The unexpected duration of the siege of Sevastopol has astonished the world, and given rise to many strange speculations, and the promulgation of many marvellous opinions. Russian sympathizers have discerned in it the evidence of Russian superiority in combat, and unparalleled skill in engineering. Many crude opinions, too,

have been hazarded with regard to the mysterious nature of "earthworks," as though these were some Muscovite discovery in the art of military engineering, which would entirely revolutionize the science of attack and defence of fortified places. Quackery is not confined to professors of the healing art. We may, however, safely assume that there are not many secrets in the science of medicine or of war.
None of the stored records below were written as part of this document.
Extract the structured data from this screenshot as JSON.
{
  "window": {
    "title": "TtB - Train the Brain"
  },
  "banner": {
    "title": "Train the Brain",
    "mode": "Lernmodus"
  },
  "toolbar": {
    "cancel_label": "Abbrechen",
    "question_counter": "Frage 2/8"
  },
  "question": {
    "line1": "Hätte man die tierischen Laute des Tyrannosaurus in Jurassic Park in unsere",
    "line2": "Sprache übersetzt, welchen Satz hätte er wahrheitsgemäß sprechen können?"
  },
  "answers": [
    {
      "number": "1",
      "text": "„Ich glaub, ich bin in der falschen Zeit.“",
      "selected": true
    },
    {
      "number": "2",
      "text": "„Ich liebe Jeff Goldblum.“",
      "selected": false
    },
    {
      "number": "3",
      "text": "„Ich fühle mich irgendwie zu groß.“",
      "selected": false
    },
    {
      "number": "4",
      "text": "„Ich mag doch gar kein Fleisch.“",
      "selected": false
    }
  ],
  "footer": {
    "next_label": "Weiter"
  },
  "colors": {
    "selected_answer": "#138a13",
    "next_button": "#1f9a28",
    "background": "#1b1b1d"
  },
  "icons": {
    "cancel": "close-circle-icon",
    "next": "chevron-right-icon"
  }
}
Wise men in both professions laugh at such pretensions. We venture the opinion that the siege of Sevastopol was protracted, not because of the unparalleled skill of its defenders, much less of new discoveries which they had made in the art of defence, but solely because the besiegers neglected some of the very first principles laid down by the great instructors in the Art of War.
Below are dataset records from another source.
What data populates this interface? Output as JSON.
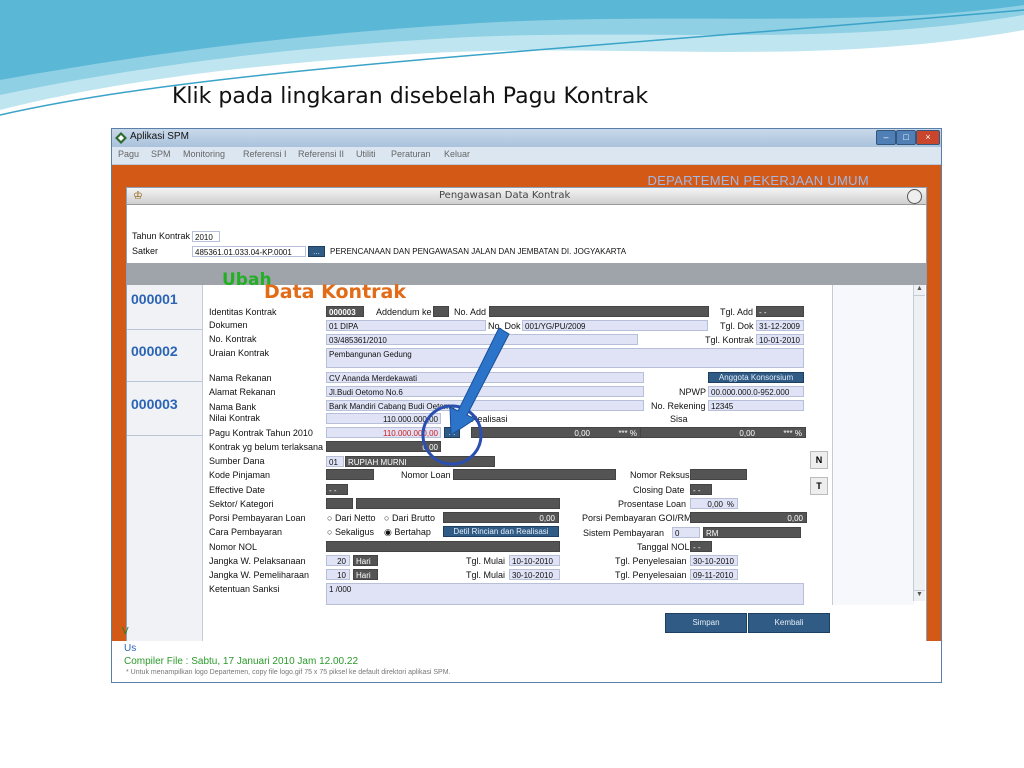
{
  "slide": {
    "title": "Klik pada lingkaran disebelah Pagu Kontrak"
  },
  "app": {
    "title": "Aplikasi SPM",
    "menu": [
      "Pagu",
      "SPM",
      "Monitoring",
      "Referensi I",
      "Referensi II",
      "Utiliti",
      "Peraturan",
      "Keluar"
    ],
    "department": "DEPARTEMEN PEKERJAAN UMUM",
    "window_title": "Pengawasan Data Kontrak",
    "footnote": "* Untuk menampilkan logo Departemen, copy file logo.gif 75 x 75 piksel ke default direktori aplikasi SPM.",
    "bottom_left_fragments": [
      "V",
      "Us",
      "Compiler File : Sabtu, 17 Januari 2010 Jam 12.00.22"
    ]
  },
  "top": {
    "tahun_label": "Tahun Kontrak",
    "tahun_value": "2010",
    "satker_label": "Satker",
    "satker_code": "485361.01.033.04-KP.0001",
    "satker_btn": "...",
    "satker_name": "PERENCANAAN DAN PENGAWASAN JALAN DAN JEMBATAN DI. JOGYAKARTA"
  },
  "heading": {
    "ubah": "Ubah",
    "data_kontrak": "Data Kontrak"
  },
  "rows": [
    "000001",
    "000002",
    "000003"
  ],
  "side_buttons": [
    "N",
    "T"
  ],
  "form": {
    "identitas_label": "Identitas Kontrak",
    "identitas_value": "000003",
    "addendum_label": "Addendum ke",
    "noadd_label": "No. Add",
    "tgladd_label": "Tgl. Add",
    "tgladd_value": "- -",
    "dokumen_label": "Dokumen",
    "dokumen_value": "01  DIPA",
    "nodok_label": "No. Dok",
    "nodok_value": "001/YG/PU/2009",
    "tgldok_label": "Tgl. Dok",
    "tgldok_value": "31-12-2009",
    "nokontrak_label": "No. Kontrak",
    "nokontrak_value": "03/485361/2010",
    "tglkontrak_label": "Tgl. Kontrak",
    "tglkontrak_value": "10-01-2010",
    "uraian_label": "Uraian Kontrak",
    "uraian_value": "Pembangunan Gedung",
    "rekanan_label": "Nama Rekanan",
    "rekanan_value": "CV Ananda Merdekawati",
    "konsorsium_btn": "Anggota Konsorsium",
    "alamat_label": "Alamat Rekanan",
    "alamat_value": "Jl.Budi Oetomo No.6",
    "npwp_label": "NPWP",
    "npwp_value": "00.000.000.0-952.000",
    "bank_label": "Nama Bank",
    "bank_value": "Bank Mandiri Cabang Budi Oetomo",
    "norek_label": "No. Rekening",
    "norek_value": "12345",
    "nilai_label": "Nilai Kontrak",
    "nilai_value": "110.000.000,00",
    "realisasi_label": "Realisasi",
    "sisa_label": "Sisa",
    "pagu_label": "Pagu Kontrak Tahun 2010",
    "pagu_value": "110.000.000,00",
    "pagu_btn": "...",
    "real_value": "0,00",
    "real_pct": "*** %",
    "sisa_value": "0,00",
    "sisa_pct": "*** %",
    "belum_label": "Kontrak yg belum terlaksana",
    "belum_value": "0,00",
    "sumber_label": "Sumber Dana",
    "sumber_code": "01",
    "sumber_value": "RUPIAH MURNI",
    "kodepinjaman_label": "Kode Pinjaman",
    "noloan_label": "Nomor Loan",
    "noreksus_label": "Nomor Reksus",
    "effdate_label": "Effective Date",
    "effdate_value": "- -",
    "closing_label": "Closing Date",
    "closing_value": "- -",
    "sektor_label": "Sektor/ Kategori",
    "prosentase_label": "Prosentase Loan",
    "prosentase_value": "0,00",
    "prosentase_pct": "%",
    "porsi_label": "Porsi Pembayaran Loan",
    "dari_netto": "Dari Netto",
    "dari_brutto": "Dari Brutto",
    "porsi_value": "0,00",
    "porsigoi_label": "Porsi Pembayaran GOI/RM",
    "porsigoi_value": "0,00",
    "cara_label": "Cara Pembayaran",
    "sekaligus": "Sekaligus",
    "bertahap": "Bertahap",
    "detil_btn": "Detil Rincian dan Realisasi",
    "sistem_label": "Sistem Pembayaran",
    "sistem_code": "0",
    "sistem_value": "RM",
    "nomornol_label": "Nomor NOL",
    "tglnol_label": "Tanggal NOL",
    "tglnol_value": "- -",
    "jangka_pel_label": "Jangka W. Pelaksanaan",
    "jangka_pel_num": "20",
    "jangka_pel_unit": "Hari",
    "tglmulai1_label": "Tgl. Mulai",
    "tglmulai1_value": "10-10-2010",
    "tglpeny1_label": "Tgl. Penyelesaian",
    "tglpeny1_value": "30-10-2010",
    "jangka_pem_label": "Jangka W. Pemeliharaan",
    "jangka_pem_num": "10",
    "jangka_pem_unit": "Hari",
    "tglmulai2_label": "Tgl. Mulai",
    "tglmulai2_value": "30-10-2010",
    "tglpeny2_label": "Tgl. Penyelesaian",
    "tglpeny2_value": "09-11-2010",
    "sanksi_label": "Ketentuan Sanksi",
    "sanksi_value": "1 /000"
  },
  "buttons": {
    "simpan": "Simpan",
    "kembali": "Kembali"
  },
  "colors": {
    "accent_orange": "#d35a16",
    "arrow_blue": "#2b74c9",
    "highlight_circle": "#2a4fb0"
  }
}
Marshal Vauban, the highest authority on this subject with military men, says, in his "Attaque des Places," "The success of the assailants will depend upon several things." 1. "The investment of the place." 2. "On the amount of force we can bring to the attack. In attacking a fortified place the besieging force should be at least five times as numerous as the garrison." 3. "On the superiority of the besiegers in artillery. *** After the investment, the next step is to subdue the artillery of the place." Now all these alleged necessary conditions of success seem to have been totally disregarded by the Allies. Sevastopol has not been "invested" to this day. From the day the trenches were opened to the hour of its fall, it was open to the north, and in uninterrupted communication with the Russian army in the field. The required superiority in the besieging force was never possessed by the Allies, for, from the most reliable accounts, they have never had, at the most, more than a bare equality of numbers. The old marshal's third condition has been equally disregarded. "To subdue the artillery of the place," is held to be a sine qua non by military men, which, if neglected, can only be atoned for by the sacrifice of men. But if the reports from the Crimea may be relied upon, Sevastopol has constantly been superior to its assailants in both the number and calibre of its guns.
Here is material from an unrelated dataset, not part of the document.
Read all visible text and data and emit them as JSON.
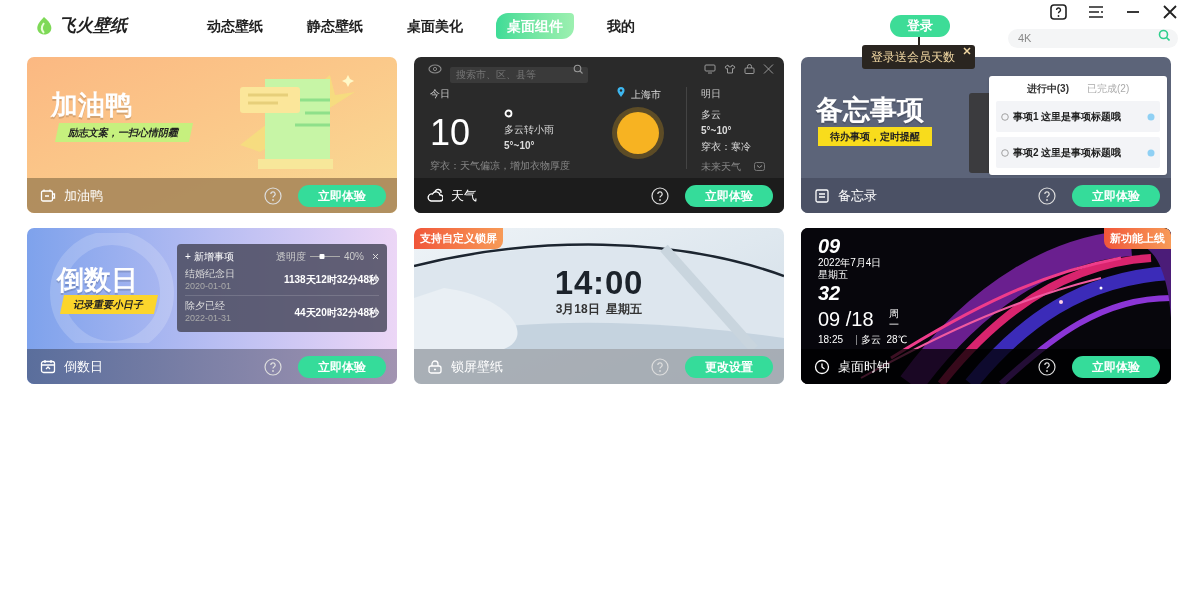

Vauban makes the success of an attack depend on several other things; but those mentioned are sufficient to show that the protracted defence of Sevastopol may be accounted for without assuming any remarkable discoveries in engineering on the part of General Todtleben, or any special virtues in the "earthworks" thrown up under his direction. "Earthworks" are simply ramparts of earth thrown up to furnish an extempore protection when time is wanted to erect more durable defences; and, so far from being novelties, they were doubtless the earliest method resorted to, to strengthen a position threatened by an enemy.